One-off Tour Guide

Disclaimer: This picture has nothing to do with Tutuko Valley.

When Linus, a Swede I met in Kaikoura had decided to come to Milford Sound for 3 days, I took it upon myself to show him around the area. The itinerary would be crossing the Cleddau River, tramping the Tutoko Valley, and playing Jenga.

Five of us set out to cross the Cleddau River at it’s shallowest area and even so, the current was strong. We were advised to find a long branch to steady ourselves. From a stranger’s view, I bet we looked like hobbits following Grandalf.

Taken from a previous attempt crossing the river.

The water was icy, the rocks slippery with moss, I focused on the grip of my feet on the ground underneath 2 feet deep water.

“Ahh!” Linus yelped. “Help!”

Alerted, I looked over to find him slowly floating with the current.

“Linus, stand up!” advised one member of the group, who had grabbed on to his shirt.

Linus scrambled to stand, supported by the branch. Panicked in the moment, he had forgotten he was 6 feet, 3 inches.

After some exploring, we made our way back across the river again.


When I suggest we tramp the Tutoko Valley the next day, Linus looked skeptical.

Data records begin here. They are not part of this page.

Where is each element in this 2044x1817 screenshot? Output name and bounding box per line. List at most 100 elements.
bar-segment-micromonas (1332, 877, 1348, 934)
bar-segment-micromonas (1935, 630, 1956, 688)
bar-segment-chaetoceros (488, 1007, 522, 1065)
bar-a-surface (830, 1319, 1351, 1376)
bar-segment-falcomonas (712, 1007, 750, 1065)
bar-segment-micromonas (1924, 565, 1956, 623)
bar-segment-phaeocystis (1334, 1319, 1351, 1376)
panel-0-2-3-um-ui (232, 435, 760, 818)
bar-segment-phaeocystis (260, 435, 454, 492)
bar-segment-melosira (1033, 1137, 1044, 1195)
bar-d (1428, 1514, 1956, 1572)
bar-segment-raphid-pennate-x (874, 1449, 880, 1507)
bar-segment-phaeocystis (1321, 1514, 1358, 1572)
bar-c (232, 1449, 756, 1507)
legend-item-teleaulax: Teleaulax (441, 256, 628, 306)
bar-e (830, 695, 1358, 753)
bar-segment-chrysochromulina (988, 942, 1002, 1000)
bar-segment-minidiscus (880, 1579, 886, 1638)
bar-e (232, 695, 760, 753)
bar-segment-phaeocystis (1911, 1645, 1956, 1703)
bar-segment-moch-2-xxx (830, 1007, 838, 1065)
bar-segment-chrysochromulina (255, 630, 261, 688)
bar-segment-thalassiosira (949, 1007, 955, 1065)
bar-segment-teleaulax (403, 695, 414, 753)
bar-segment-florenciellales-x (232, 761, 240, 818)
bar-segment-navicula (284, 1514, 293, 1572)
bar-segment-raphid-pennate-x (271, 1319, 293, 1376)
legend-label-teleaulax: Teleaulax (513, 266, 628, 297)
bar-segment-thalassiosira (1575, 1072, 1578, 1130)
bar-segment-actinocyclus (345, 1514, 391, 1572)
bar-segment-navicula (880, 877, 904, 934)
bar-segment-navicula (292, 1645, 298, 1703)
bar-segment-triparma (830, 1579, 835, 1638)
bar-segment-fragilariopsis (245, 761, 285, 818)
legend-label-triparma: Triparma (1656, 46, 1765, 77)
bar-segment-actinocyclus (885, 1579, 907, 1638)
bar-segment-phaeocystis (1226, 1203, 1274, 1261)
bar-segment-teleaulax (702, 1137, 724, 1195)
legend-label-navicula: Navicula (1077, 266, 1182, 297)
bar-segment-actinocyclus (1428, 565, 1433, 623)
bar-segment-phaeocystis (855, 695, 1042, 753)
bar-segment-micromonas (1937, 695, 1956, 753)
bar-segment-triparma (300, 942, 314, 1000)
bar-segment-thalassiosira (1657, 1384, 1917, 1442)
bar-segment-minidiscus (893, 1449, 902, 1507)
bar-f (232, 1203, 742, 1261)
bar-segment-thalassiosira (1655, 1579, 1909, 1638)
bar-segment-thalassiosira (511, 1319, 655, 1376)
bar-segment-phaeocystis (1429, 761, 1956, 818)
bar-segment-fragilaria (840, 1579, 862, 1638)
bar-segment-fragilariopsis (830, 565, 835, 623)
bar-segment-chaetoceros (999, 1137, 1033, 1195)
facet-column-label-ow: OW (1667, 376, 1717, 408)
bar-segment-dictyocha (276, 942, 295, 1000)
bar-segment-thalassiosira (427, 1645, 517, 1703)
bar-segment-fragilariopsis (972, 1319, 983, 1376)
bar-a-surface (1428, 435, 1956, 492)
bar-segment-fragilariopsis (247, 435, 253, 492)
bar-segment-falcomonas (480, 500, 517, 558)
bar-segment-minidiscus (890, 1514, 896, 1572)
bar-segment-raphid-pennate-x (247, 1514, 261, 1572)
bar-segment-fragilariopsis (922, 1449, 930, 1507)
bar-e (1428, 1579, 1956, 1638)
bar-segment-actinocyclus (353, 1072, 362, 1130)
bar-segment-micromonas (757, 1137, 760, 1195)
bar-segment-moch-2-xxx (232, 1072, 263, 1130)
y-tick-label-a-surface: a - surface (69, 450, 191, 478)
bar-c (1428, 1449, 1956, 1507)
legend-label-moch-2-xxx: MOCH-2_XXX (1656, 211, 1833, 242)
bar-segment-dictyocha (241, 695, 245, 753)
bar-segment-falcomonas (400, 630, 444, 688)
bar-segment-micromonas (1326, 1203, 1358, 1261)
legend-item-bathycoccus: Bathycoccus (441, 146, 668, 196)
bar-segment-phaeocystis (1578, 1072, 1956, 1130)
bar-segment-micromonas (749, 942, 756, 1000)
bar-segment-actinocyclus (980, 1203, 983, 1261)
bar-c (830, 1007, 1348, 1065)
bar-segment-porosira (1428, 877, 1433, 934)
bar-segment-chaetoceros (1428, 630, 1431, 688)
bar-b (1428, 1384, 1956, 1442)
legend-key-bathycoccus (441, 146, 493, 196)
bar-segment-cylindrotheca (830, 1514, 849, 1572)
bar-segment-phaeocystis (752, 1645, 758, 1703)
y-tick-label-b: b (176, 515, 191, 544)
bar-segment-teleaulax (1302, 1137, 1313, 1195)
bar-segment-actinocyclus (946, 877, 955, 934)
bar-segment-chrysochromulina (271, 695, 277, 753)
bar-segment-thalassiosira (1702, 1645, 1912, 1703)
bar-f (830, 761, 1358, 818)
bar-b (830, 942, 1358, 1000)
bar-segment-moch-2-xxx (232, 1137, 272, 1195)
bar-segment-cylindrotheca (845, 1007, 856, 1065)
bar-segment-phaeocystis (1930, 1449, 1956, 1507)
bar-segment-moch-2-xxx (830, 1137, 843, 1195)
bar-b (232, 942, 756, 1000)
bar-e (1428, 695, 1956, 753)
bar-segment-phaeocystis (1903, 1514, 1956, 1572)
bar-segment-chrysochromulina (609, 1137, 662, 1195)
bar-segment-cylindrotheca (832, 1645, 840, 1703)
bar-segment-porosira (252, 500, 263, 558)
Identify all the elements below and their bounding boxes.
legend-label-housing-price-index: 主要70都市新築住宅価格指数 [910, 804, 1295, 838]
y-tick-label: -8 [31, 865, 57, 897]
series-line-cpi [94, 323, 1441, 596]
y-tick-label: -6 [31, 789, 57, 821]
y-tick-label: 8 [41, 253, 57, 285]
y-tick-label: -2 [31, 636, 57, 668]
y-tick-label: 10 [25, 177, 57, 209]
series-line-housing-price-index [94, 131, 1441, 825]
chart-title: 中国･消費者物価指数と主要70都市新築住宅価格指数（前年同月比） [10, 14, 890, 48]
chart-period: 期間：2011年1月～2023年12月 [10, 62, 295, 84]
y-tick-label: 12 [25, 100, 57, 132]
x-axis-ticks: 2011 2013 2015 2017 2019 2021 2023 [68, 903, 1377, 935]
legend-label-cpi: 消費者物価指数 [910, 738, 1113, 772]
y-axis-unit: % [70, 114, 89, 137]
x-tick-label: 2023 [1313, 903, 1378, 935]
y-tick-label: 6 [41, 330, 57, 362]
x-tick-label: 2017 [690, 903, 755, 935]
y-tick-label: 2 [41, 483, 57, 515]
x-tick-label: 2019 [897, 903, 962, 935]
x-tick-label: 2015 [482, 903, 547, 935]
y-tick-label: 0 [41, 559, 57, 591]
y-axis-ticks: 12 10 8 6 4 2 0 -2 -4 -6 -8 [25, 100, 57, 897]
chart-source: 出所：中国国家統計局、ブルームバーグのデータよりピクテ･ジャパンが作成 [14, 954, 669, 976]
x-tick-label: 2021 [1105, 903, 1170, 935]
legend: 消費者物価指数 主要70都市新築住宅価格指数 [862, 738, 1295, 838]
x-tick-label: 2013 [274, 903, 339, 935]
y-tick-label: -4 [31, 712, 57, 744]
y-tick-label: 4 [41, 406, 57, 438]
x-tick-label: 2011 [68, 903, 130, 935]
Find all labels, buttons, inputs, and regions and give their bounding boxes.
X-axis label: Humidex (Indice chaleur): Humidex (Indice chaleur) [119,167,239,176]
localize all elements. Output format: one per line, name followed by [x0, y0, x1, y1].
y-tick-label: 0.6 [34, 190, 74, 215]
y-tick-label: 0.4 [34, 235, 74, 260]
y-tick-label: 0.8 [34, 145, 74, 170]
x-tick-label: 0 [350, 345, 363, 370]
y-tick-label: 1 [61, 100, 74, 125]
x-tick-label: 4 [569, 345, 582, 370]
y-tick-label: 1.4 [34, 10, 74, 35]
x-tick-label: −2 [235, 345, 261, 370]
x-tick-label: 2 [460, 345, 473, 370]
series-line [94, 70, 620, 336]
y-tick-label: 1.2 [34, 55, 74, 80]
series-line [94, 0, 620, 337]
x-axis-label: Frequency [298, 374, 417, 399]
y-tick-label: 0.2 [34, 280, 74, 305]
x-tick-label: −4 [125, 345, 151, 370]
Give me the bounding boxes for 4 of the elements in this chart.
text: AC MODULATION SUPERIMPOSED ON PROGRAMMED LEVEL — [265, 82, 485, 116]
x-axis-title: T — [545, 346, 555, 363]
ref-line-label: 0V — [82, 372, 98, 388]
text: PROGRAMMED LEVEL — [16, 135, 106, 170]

But being a good sport he agreed. Again we set off, walking 40 minutes along Milford Road until we arrived to the starting point of the track, which was a 4 km route with a 5 hour return.

The route was horizontal with no noticeable inclines. Though it remains one of the most grueling routes I ever encountered. Due to an earlier rainfall, the mud was deep and soft. In some areas, with every step, the mud would be 1 feet deep. The route felt like an obstacle course with twists and turns, natural footholds, Beech tree roots, large rocks, large logs, and blind spots. At one point we had to hop from large root to a log to avoid going into a large puddle – more like a pond at that point.

Most of the time we were quiet, each navigating the path with intense focus and varying speeds. By the time we reached a creek, Linus’ pants were ripped at the crotch by a sharp branch. It wasn’t before long after we started off again, did the sound of a ripping fabric and “Shit!” echoed in our eardrums.

Exhausted after 6 hours of tramping and walking, we had another 40 minutes to go before returning back to our accommodation. Shoes soggy with mud, pants wet with puddle water, and shirts drenched with sweat, we trudge slowly along the road.

The next day,  we had a leisurely breakfast together and I sent him off to the bus station. No mentions were made about the battered pants.